Chapitre 5 : les interventions du Magistère dans le domaine philosophique
Jean-Paul II aborde ici une question relativement polémique : d’après quelle légitimité l’Église se
permet-elle d’intervenir dans les débats philosophiques pour pointer du doigt certaines doctrines
ou certains présupposés ? L’indépendance de la philosophie serait-elle menacée par cette
intervention du Magistère, qui, ce faisant, sortirait de ses prérogatives ?
Le discernement du Magistère comme diaconie de la vérité (§49–56)
Jean-Paul II l’a exposé dans les premiers chapitres de son encyclique : la philosophie n’est
précieuse pour la théologie que si elle est d’abord authentiquement philosophique, fidèle à ses
règles intrinsèques.

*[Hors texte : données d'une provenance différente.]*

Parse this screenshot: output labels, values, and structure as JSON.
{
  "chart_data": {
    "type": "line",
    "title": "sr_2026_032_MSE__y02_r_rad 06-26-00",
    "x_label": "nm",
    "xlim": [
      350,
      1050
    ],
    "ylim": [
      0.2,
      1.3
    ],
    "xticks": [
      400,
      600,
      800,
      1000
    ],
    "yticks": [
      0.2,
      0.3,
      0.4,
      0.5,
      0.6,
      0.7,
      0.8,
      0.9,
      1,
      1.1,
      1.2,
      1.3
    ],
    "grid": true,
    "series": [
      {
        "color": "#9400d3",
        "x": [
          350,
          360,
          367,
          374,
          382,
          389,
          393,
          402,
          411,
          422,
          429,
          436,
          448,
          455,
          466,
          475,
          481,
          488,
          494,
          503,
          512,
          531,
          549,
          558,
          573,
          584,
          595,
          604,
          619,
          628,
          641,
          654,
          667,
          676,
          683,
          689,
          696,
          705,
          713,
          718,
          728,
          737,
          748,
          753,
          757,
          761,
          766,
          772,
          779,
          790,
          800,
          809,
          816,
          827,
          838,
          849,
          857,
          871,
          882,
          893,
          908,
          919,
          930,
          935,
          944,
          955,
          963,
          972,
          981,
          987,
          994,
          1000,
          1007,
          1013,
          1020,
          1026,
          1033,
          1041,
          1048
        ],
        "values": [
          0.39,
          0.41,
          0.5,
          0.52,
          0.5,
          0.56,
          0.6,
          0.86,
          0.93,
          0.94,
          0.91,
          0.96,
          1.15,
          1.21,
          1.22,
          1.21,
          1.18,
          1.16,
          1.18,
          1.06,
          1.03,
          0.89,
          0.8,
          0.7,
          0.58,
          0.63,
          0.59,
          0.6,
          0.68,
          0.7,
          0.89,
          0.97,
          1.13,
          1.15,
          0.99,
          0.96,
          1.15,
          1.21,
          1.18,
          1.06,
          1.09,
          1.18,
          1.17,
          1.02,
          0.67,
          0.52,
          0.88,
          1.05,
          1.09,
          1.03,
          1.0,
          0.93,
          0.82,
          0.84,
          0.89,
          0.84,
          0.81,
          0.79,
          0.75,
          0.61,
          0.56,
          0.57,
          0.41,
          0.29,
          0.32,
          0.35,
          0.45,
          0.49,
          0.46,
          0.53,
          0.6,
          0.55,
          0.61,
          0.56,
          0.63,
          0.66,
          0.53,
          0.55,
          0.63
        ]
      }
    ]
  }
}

Mais il est du devoir de l’Église de réagir aux thèses philosophiques
discutables qui compromettent la compréhension de la Révélation. Le Magistère a donc une tâche
de discernement critique ; cela revient à manifester les exigences qui, du point de vue de la foi,
s’imposent à la réflexion philosophique. C’est la « diaconie », le service de la vérité. Il ne s’agit pas
seulement de mettre en garde contre des dérives, mais aussi d’encourager la pensée
philosophique. Sont énumérées à ce propos quelques interventions du Magistère au XIX
e
siècle :
furent censurés d’un côté le fidéisme et le traditionalisme radical, en raison de leur défiance
excessive à l’égard des capacités naturelles de la raison, et de l’autre le rationalisme et
l’ontologisme parce qu’ils surestimaient les ressources de la raison naturelle face à la vérité révélée.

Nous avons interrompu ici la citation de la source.